Thursday, March 28, 2013

A Good Teacher




ALI AL-YAAQUBI
College of Education, English
Teaching is no doubt the most profoundly complex job ever devised. It was one of the jobs that our prophet Mohammed PBUH practiced. At that time, teaching was highly appreciated; consequently; teachers were respected. In contrast, in our present days that isn't the case. Many teachers are living a humiliating life because they are not being valued by their students.
A good teacher! How will a student define such a person? Unfortunately, in the eyes of many students, a good teacher is the one who betrays his duty and lets his students cheat in their assignments. As a result, they will get high grades which will make him from some perspectives a good teacher. But is he? What criterion made him a good teacher? No criterion has done so. And even if it had, what power can guarantee for us a valid criterion?
Kent Jackson says that: “A good teacher never stops learning.ˮ Indeed; a good teacher will act as a receiver and a giver of knowledge. Phil Beadle goes beyond Jackson's words as he defined a good teacher as an entertainer and an educator. For sure, humanity won't collapse if a teacher has a sense of humor. In contrast, his light sense of humor will grab the attention of the audience.
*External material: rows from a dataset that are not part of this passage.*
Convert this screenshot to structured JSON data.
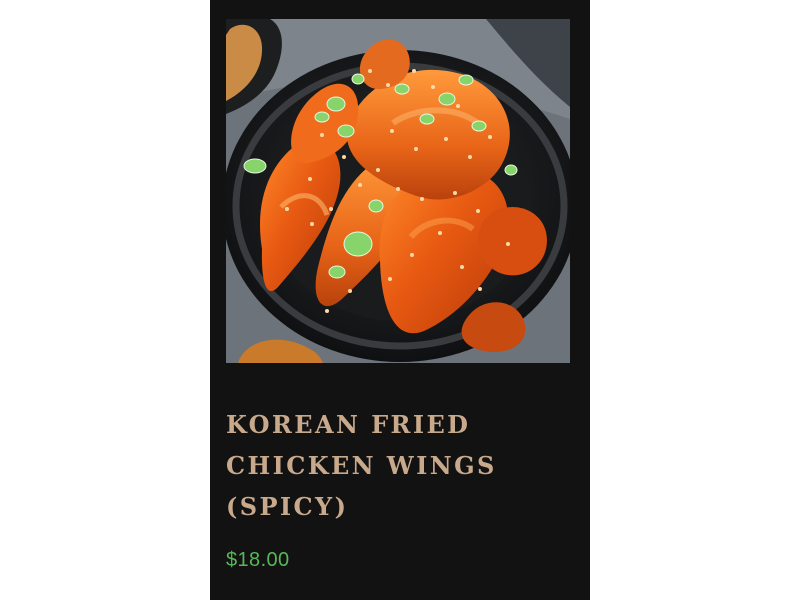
{
  "product": {
    "image_alt": "Korean fried chicken wings in a black bowl",
    "title": "KOREAN FRIED CHICKEN WINGS (SPICY)",
    "price": "$18.00"
  },
  "colors": {
    "card_background": "#121212",
    "title_color": "#c9a98b",
    "price_color": "#57b85a"
  },
  "icons": {
    "product_photo": "food-photo"
  }
}
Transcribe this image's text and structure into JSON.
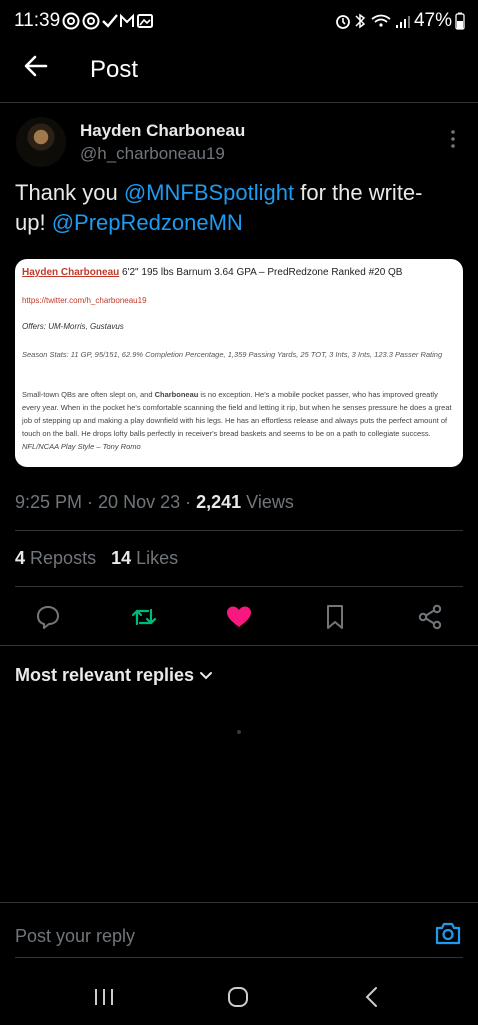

On the other hand, a teacher who gives his students much more homework than is needed is creating a very stressful atmosphere for leaning. Education is not a race, so it must move in steady steps. In fact, school is the time where learners should have fun while being educated. In contrast, a good teacher must make his students' interest his first priority and teaching his religious duty. Only then will he know what it feels like to be a good teacher.